Chapitre 610/61999%~7 min de lecture1 379 mots

L'aube à peine levée, la fumée du combat ne s'était pas encore dissipée, et l'air était saturé de l'odeur du sang, de la chair brûlée et d'une frénésie trop longtemps contenue qui éclatait enfin.

Sur toute la ligne de défense, l'Armée Bìfāng se disputait l'honneur d'anéantir les petits démons démoralisés.

« Hé, vous de l'équipe 15, les petits démons ici sont à nous, pourquoi vous nous volez les têtes ? ! »

« Hé, ce truc, qui le prend l'a ! »

Partout le long de la ligne de défense, des membres sectionnés jonchaient le sol, ainsi que des cadavres éparpillés.

À l'est de la ligne de défense, l'énorme camp d'esclaves, jadis symbole d'une souffrance sans fin, voyait sa barrière de grillage détruite.

La tour de garde était déserte, et plusieurs centaines de cadavres contournés en uniformes japonais gisaient à l'entrée principale, en contrebas.

Sur les quatre-vingt-dix mille personnes du camp d'esclaves, il en restait moins de quatre mille. C'étaient ceux qu'on avait capturés les premiers, ceux qu'on avait brutalisés jusqu'à l'engourdissement.

D'abord, ce fut un silence de mort.

Puis, un homme, maigre, portant d'anciennes cicatrices de fouet sur le visage, avança prudemment un pied, enjambant le grillage tordu.

Ses yeux, enfoncés dans leurs orbites, ne contenaient jadis que résignation et désespoir, mais à présent une lueur bestiale, faible, s'y alluma.

Il se baissa, ramassa sur le sol une pierre pointue maculée de cervelle et de sang, et marcha vers le quartier résidentiel.

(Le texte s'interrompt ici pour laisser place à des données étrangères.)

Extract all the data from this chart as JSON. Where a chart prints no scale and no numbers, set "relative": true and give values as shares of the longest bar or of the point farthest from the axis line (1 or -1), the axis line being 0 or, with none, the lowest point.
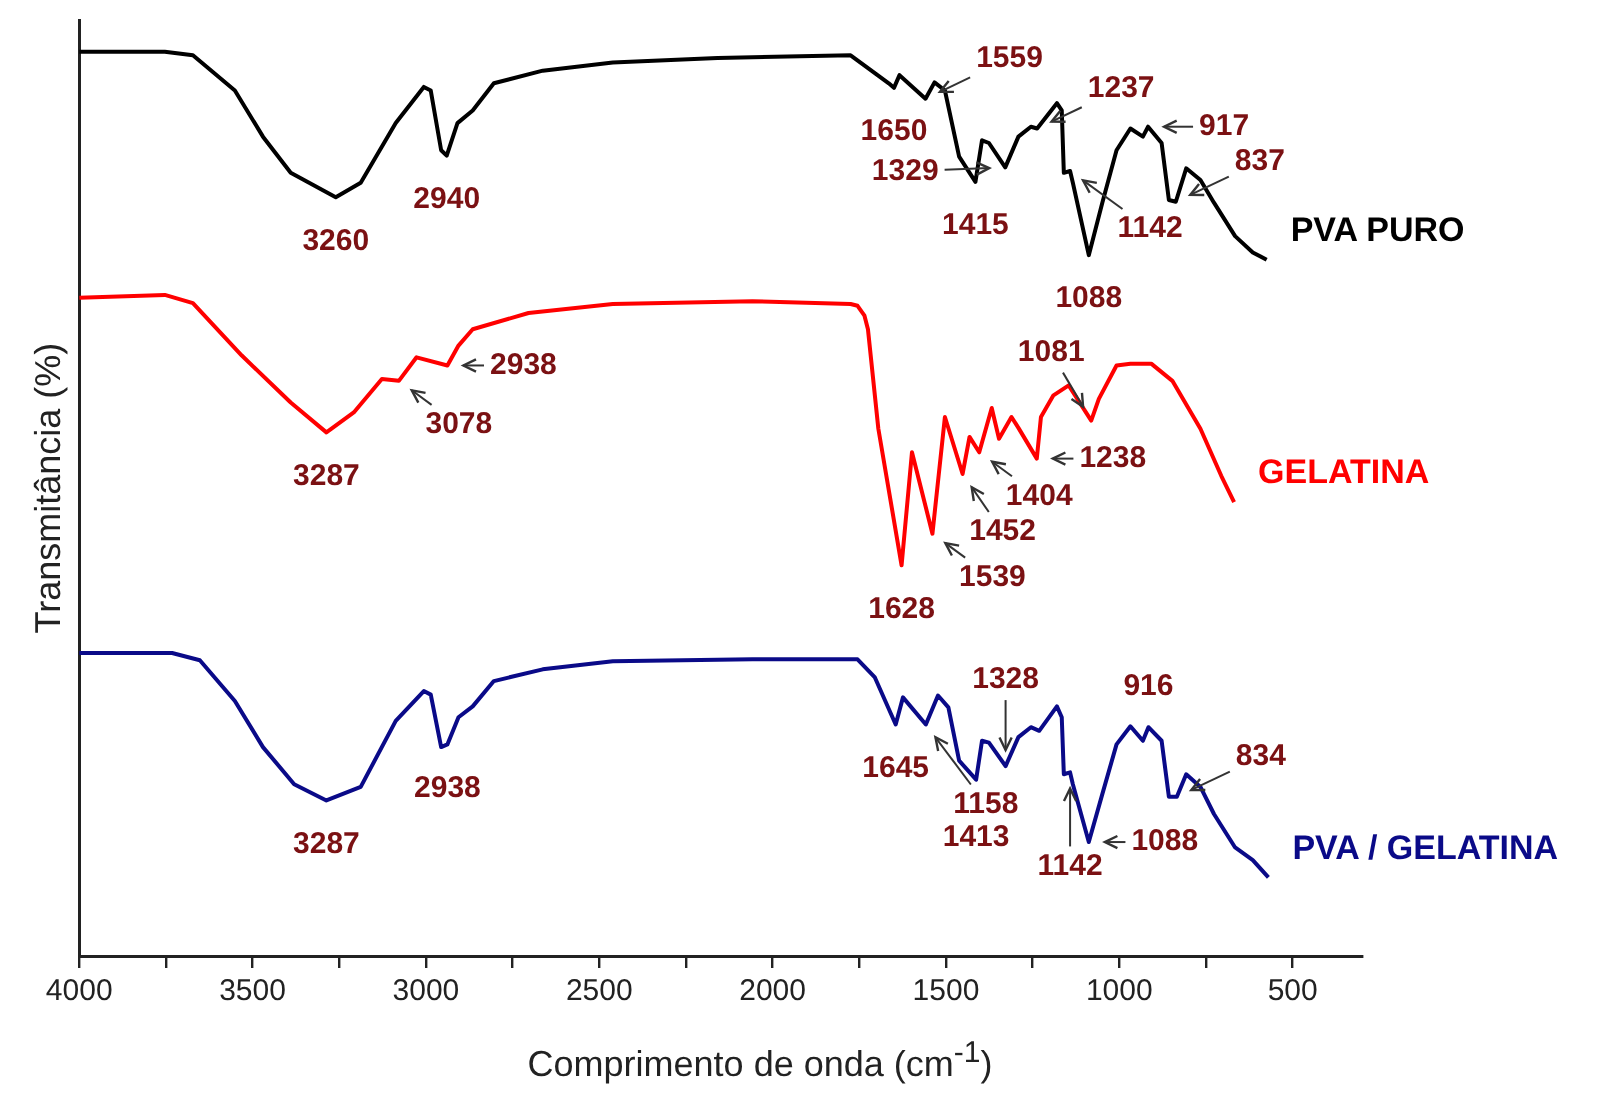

Un second, un troisième… des milliers et des milliers de silhouettes se relevèrent lentement des cabanes délabrées, du camp d'esclaves immonde.

Ils étaient silencieux, comme des fantômes rampant depuis les enfers. Hommes et femmes, tous émaciés, en haillons, marqués par d'innombrables tortures.

Quarante mille.

Une marée vengeresse, silencieuse, mue, scarifiée.

Leur silence était plus terrifiant que n'importe quel cri.

« Aaaaaah !!! »

Le premier homme maigre poussa un rugissement absolument inhumain ; le son déchira le bref silence et brisa toutes les entraves de la raison.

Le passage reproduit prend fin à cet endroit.